As a way to make a living on the hill, he started Teton Video, where he’d film tourists skiing and then edit their own ski video. Soon enough, he started pointing his camera at his friends like Benny Wilson, Tom Bartlett, Jon Hunt and Doug Coombs skiing Jackson’s legendary terrain and powder. As Henderson, who became known as “Hollywood,” explains in Swift.Silent.Deep., this is how the Air Force took shape, as the skiers continually tried to go bigger than each other. Eventually, the Air Force’s rebellious attack beyond the ropes led to the resort opening its backcountry gates in 1999, a move that is widely regarded as one of the most important policy decisions in skiing over the past few decades.
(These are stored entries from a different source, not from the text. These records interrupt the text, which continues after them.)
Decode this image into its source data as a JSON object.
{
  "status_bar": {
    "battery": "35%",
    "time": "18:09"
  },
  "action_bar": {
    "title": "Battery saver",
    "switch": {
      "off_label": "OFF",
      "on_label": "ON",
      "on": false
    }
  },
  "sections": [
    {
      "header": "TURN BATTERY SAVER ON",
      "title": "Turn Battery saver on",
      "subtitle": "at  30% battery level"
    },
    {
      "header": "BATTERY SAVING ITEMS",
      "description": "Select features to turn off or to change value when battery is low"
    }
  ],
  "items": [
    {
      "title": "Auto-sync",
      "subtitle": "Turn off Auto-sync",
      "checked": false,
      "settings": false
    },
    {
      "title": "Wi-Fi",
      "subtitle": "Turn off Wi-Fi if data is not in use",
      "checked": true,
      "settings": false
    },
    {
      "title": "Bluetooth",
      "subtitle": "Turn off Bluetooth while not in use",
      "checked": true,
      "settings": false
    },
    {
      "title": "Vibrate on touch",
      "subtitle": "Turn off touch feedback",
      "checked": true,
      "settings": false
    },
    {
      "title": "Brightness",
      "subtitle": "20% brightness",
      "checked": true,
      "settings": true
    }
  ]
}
In 1998, Henderson started his own construction firm, and this past year was recently engaged to his girlfriend, Abigail Moore. He has two daughters, Garnet and Addie, from a previous marriage. Garnet, 20, is a junior at Columbia University studying dance and English literature, and Addie, 16, is a junior at Jackson Hole High School. “They were everything to him,” says Abigail. “They were the house surrounding his life.”
Wilson wrote of Henderson on his Facebook page: “Last night Howie Hollywood Henderson passed away and a huge hole opened up in the night sky. We will all remember him for every reason in the book but once again we are reminded that our time here on earth is short and sweet. Our hearts soar out to friends and family… (sic) so get out there today and do something… climb , ride, run, walk, hug, comfort the weary, send out good good vibes (sic).”
Troy Beauchamp, co-producer of Swift.Silent.Deep., had the opportunity to get to know Henderson during the making of the film, shooting and interviewing him. He says trying to keep up with Henderson in his favorite haunts were true highlights in his skiing career, and that Howie’s responses during interviews were poetic. “They were the best days of skiing in my life, following Howie through Granite Canyon,” Beauchamp says.
This past year, Powder magazine invited Henderson to be part of its annual ski demo in Jackson called Powder Week. While everyone in attendance was in awe of his skiing ability and endurance, he remained humble and gracious. Henderson repeatedly thanked the magazine staff for including him, when it should’ve been the other way around. We felt honored to be included in his world, where his commitment to skiing powder was unequaled. He was a true soul skier, a man of the mountains and a friend of many.
Powder extends its deepest condolences to all of Henderson’s family and friends. A celebration of his life is planned for this Sunday, Oct. 2, at 11 a.m., in Teton Village.